CARSON CITY —  This afternoon, Nevada State AFL-CIO Executive Secretary-Treasurer Susie Martinez, SEIU 1107, National Nurses United/California Nurses Association and additional AFL-CIO affiliates testified in strong opposition to Assembly Bill 108, led by Assembly Majority Leader Sandra Jauregui. The legislation, which has been introduced several times before but has always failed, would include Nevada in the Nurse Licensure Compact, and therefore force the state to adhere to rules set by national administrators. It would also threaten the wages and opportunities of local nurses.

“This bill is not only an affront to Nevada’s nurses, but also to the labor movement as a whole. Our state’s nurses have always worked on the front lines to ensure that our families receive the health care that they deserve, especially during the pandemic. The idea of outsourcing labor to workers in other states that do not have the same knowledge of our health care system is offensive to our nursing workforce and the Nevadans to which they provide care,” said Executive Secretary-Treasurer Susie Martinez. “We need to focus on the root factors that have contributed to our nursing shortage—including the lack of efforts to recruit and retain our nurses and the poor treatment that they have received for years—instead of allowing a national board that is willing to put profits over patients to regulate our unique system. Nevada’s nurses deserve better than this.”

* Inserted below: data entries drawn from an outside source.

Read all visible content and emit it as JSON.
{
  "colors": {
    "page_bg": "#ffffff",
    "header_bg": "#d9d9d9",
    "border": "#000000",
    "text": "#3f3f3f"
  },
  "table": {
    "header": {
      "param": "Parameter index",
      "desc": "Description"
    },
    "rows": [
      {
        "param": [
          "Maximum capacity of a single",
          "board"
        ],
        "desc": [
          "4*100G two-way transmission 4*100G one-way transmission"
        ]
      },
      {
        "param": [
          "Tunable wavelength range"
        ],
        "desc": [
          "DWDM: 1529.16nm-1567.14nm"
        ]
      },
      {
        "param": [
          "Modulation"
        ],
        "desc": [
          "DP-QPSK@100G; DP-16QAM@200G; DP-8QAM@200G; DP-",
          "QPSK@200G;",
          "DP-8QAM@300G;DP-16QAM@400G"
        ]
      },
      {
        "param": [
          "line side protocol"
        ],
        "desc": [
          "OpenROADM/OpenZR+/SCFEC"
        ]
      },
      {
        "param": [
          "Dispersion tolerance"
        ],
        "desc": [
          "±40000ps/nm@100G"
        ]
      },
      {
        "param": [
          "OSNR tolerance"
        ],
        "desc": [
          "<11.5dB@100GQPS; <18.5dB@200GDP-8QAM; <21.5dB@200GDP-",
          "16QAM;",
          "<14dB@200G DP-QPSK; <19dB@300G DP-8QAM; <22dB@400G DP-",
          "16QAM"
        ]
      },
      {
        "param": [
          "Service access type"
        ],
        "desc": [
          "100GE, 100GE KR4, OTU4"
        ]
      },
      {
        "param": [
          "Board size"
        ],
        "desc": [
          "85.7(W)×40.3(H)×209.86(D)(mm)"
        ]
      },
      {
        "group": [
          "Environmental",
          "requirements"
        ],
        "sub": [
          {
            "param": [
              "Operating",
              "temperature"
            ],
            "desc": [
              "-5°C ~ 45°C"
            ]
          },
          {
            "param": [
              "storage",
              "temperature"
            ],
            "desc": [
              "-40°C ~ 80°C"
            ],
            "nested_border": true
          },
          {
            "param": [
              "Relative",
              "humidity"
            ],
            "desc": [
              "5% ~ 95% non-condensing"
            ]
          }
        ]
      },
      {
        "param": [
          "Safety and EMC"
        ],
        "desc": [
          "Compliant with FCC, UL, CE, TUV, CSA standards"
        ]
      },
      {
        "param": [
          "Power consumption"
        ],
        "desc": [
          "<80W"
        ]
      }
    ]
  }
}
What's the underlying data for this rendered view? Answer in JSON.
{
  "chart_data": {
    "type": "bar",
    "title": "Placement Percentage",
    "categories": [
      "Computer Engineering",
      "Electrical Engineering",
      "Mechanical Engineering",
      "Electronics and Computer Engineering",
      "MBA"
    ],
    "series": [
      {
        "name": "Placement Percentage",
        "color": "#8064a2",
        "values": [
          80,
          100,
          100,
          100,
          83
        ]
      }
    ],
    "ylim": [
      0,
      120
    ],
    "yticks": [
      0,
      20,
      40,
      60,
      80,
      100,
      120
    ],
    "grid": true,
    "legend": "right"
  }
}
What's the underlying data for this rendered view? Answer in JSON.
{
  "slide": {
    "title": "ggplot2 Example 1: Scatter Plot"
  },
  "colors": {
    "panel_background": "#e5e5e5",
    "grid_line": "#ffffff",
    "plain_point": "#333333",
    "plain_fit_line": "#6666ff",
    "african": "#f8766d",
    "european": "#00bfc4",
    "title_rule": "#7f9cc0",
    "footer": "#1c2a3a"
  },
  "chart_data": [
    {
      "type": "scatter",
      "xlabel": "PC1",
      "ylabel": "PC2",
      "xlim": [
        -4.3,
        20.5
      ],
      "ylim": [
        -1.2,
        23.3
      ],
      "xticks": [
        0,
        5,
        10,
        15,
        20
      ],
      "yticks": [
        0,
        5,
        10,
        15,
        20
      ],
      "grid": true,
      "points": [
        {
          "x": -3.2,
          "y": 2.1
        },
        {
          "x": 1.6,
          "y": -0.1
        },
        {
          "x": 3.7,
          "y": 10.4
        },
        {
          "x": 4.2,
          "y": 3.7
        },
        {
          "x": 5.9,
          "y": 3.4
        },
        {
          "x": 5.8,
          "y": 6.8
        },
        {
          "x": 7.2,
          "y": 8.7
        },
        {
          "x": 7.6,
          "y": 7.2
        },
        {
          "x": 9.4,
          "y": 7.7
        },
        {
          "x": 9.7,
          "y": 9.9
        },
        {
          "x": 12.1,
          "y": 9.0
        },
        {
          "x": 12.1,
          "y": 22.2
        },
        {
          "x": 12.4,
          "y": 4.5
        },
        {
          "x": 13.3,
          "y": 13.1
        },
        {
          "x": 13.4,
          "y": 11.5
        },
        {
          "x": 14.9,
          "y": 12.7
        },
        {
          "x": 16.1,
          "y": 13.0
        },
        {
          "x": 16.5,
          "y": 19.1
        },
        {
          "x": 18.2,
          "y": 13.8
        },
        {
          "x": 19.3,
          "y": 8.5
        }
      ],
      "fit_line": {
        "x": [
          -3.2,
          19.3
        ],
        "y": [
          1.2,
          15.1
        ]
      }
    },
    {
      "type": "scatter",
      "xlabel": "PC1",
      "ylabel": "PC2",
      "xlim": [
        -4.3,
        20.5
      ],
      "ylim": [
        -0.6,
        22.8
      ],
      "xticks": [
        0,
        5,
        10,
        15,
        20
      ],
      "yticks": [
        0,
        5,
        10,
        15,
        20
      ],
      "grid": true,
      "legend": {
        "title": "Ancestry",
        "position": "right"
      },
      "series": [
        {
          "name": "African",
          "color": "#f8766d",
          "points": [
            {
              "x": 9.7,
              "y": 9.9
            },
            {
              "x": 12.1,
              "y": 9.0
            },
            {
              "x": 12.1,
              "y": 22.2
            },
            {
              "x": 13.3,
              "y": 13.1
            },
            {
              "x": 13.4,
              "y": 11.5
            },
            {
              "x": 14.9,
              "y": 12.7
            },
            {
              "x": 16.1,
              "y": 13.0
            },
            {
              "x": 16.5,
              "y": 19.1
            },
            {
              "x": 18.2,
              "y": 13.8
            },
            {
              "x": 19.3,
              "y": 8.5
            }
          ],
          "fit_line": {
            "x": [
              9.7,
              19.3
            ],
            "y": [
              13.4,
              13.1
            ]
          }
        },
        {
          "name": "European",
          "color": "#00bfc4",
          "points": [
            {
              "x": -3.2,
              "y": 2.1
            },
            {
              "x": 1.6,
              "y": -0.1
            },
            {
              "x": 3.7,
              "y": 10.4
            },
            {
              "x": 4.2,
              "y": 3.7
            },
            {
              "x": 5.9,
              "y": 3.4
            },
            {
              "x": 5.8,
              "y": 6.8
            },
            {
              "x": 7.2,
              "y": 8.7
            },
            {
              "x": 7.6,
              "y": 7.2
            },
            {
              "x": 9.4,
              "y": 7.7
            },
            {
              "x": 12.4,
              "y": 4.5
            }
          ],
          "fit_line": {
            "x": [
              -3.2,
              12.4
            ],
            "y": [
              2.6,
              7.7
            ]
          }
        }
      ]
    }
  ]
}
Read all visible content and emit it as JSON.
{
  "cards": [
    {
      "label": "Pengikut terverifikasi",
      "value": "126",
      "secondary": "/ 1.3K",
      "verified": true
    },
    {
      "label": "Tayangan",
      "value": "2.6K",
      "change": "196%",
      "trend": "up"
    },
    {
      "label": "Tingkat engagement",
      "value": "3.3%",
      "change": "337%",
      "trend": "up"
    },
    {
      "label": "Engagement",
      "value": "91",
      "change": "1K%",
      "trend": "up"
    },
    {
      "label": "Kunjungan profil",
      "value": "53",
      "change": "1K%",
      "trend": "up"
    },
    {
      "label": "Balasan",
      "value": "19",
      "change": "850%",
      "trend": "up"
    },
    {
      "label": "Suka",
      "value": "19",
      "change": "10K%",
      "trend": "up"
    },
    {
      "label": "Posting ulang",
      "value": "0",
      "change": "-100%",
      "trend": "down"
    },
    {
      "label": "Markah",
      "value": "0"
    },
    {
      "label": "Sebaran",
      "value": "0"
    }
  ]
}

"On behalf of the thousands of frontline nurses we represent, we are strongly calling on lawmakers to oppose Assembly Bill 108. AB108 would not address the nurse understaffing crisis and would erase critical patient care safeguards. The bill would force Nevada to enter a binding 'Nurse License Compact' that would be extremely difficult to make changes to in the future, undermining our state's sovereignty,” said SEIU 1107 Executive Director Grace Vergara-Mactal and SEIU 1107 President Michelle Maese. “The pandemic aggravated long term, systemic problems with turnover and burnout, and many of our nurses are completely exhausted physically, mentally and emotionally. Instead of implementing this reckless Compact, legislators should focus on developing sustainable solutions, including improved nurse recruitment and retention, and setting safe staffing levels that protect quality patient care." 

“As nurses, we protect our patients and our practice first. This bill puts our patients in potential jeopardy and waters down nursing practice. A nurses licensure compact does nothing to address keeping nurses at the bedside or actually in Nevada,” said registered nurse and National Nurses United/National Nurses Organizing Committee member Dina Armstrong. “The issue is not needing more licensed RNs. It is keeping those we have at the bedside to care for patients. Improving working conditions, safe patient to nurse staffing ratios, and treating people with dignity and respect would solve this manufactured staffing crisis in our state.”

Nevada already has a fast-track process to license out-of-state nurses, who can apply for a license by reciprocity. If Nevada enters the Nurse Licensure Compact, unionized nurses could see a decrease in collective bargaining power and diminished wages. At the height of the pandemic in 2020, Nevada had fewer hospital staffing shortages than 24 of 38 Nurse Licensure Compact States.